On a demandé si le jugement de l’Église sur les associations maçonniques était changé, étant donné que dans le nouveau Code de droit canonique il n’en est pas fait mention expresse, comme dans le Code antérieur.

Cette Congrégation est en mesure de répondre qu’une telle circonstance est due au critère adopté dans la rédaction, qui a été suivi aussi pour d’autres associations également passées sous silence parce qu’elles sont inclues dans des catégories plus larges.

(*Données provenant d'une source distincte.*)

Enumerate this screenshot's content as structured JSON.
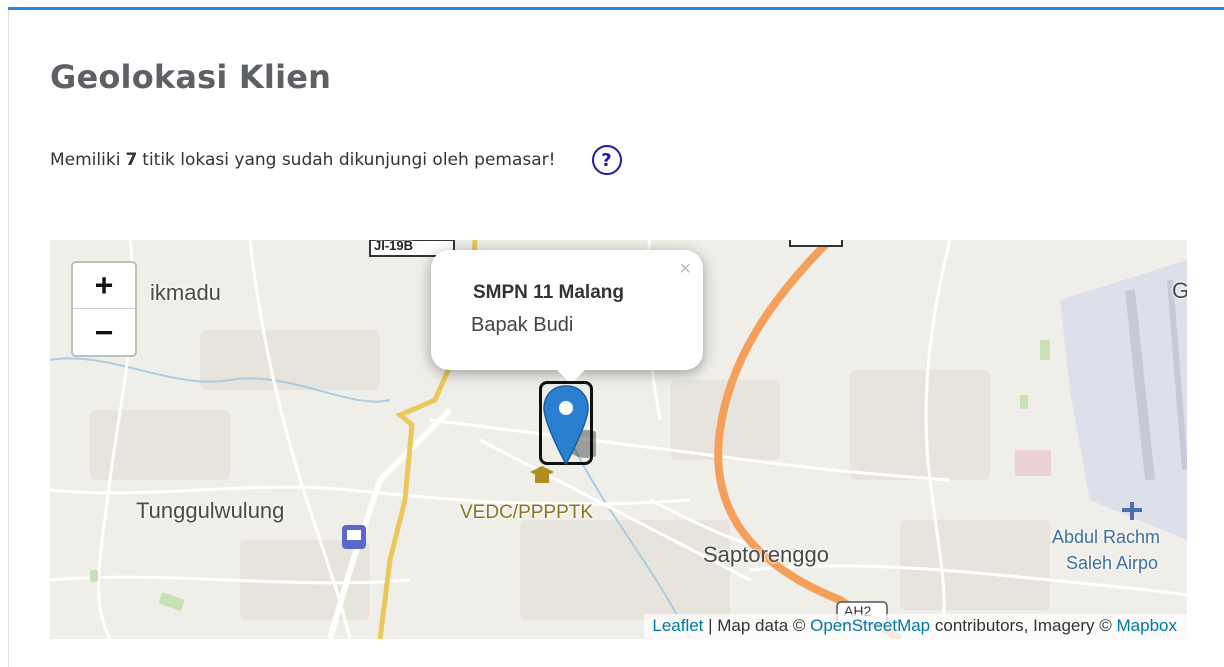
{
  "page": {
    "title": "Geolokasi Klien",
    "subtitle_prefix": "Memiliki",
    "subtitle_count": "7",
    "subtitle_suffix": "titik lokasi yang sudah dikunjungi oleh pemasar!",
    "help_icon": "question-circle-icon",
    "help_label": "?"
  },
  "map": {
    "zoom_in_label": "+",
    "zoom_out_label": "−",
    "road_labels": [
      "Jl-19B"
    ],
    "place_labels": {
      "sikmadu": "ikmadu",
      "tunggulwulung": "Tunggulwulung",
      "vedc": "VEDC/PPPPTK",
      "saptorenggo": "Saptorenggo",
      "airport_line1": "Abdul Rachm",
      "airport_line2": "Saleh Airpo",
      "edge_letter": "G",
      "road_badge": "AH2"
    },
    "popup": {
      "title": "SMPN 11 Malang",
      "subtitle": "Bapak Budi",
      "close_label": "×"
    },
    "marker_icon": "map-pin-icon",
    "attribution": {
      "leaflet": "Leaflet",
      "sep": " | Map data © ",
      "osm": "OpenStreetMap",
      "middle": " contributors, Imagery © ",
      "mapbox": "Mapbox"
    }
  }
}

Le jugement négatif de l’Églises sur les associations maçonniques demeure donc inchangé, parce que leurs principes ont toujours été considérés comme inconciliables avec la doctrine de l’Églises, et l’inscription à ces associations reste interdite par l’Églises. Les fidèles qui appartiennent aux associations maçonniques sont en état de péché grave et ne peuvent accéder à la sainte communion.

Les autorités ecclésiastiques locales n’ont pas compétence pour se prononcer sur la nature des associations maçonniques par un jugement qui impliquerait une dérogation à ce qui a été affirmé ci dessus, dans la ligne de la déclaration de cette Congrégation du 17 février 1981 [1] (cf. AAS 73, 1981, p. 240-241: DC 1981, n° 1805, p. 349. Voir aussi la déclaration de l’épiscopat allemand du 12 mai 1980, DC 1981, n° 1807, p. 444-448).

Le Souverain Pontife Jean-Paul II, dans l’audience accordée au cardinal préfet soussigné, a approuvé cette déclaration, qui avait été délibérée en réunion ordinaire de la Congrégation, et en a ordonné la publication.

 

A Rome, au siège de la Congrégation pour la Doctrine de la foi, le 26 novembre 1983.

Joseph, card. RATZINGER, Préfet

+ Fr. Jérôme Hamer, O.P. Secrétaire

 OR : L’excommunication consiste en l'exclusion de la communion des fidèles (Code de droit canonique de 1983, canon 1331).

____________________
[1] réserve au Siège apostolique tout jugement sur la nature de ces associations qui aurait impliqué des dérogations à la loi canonique alors en vigueur (canon 2335).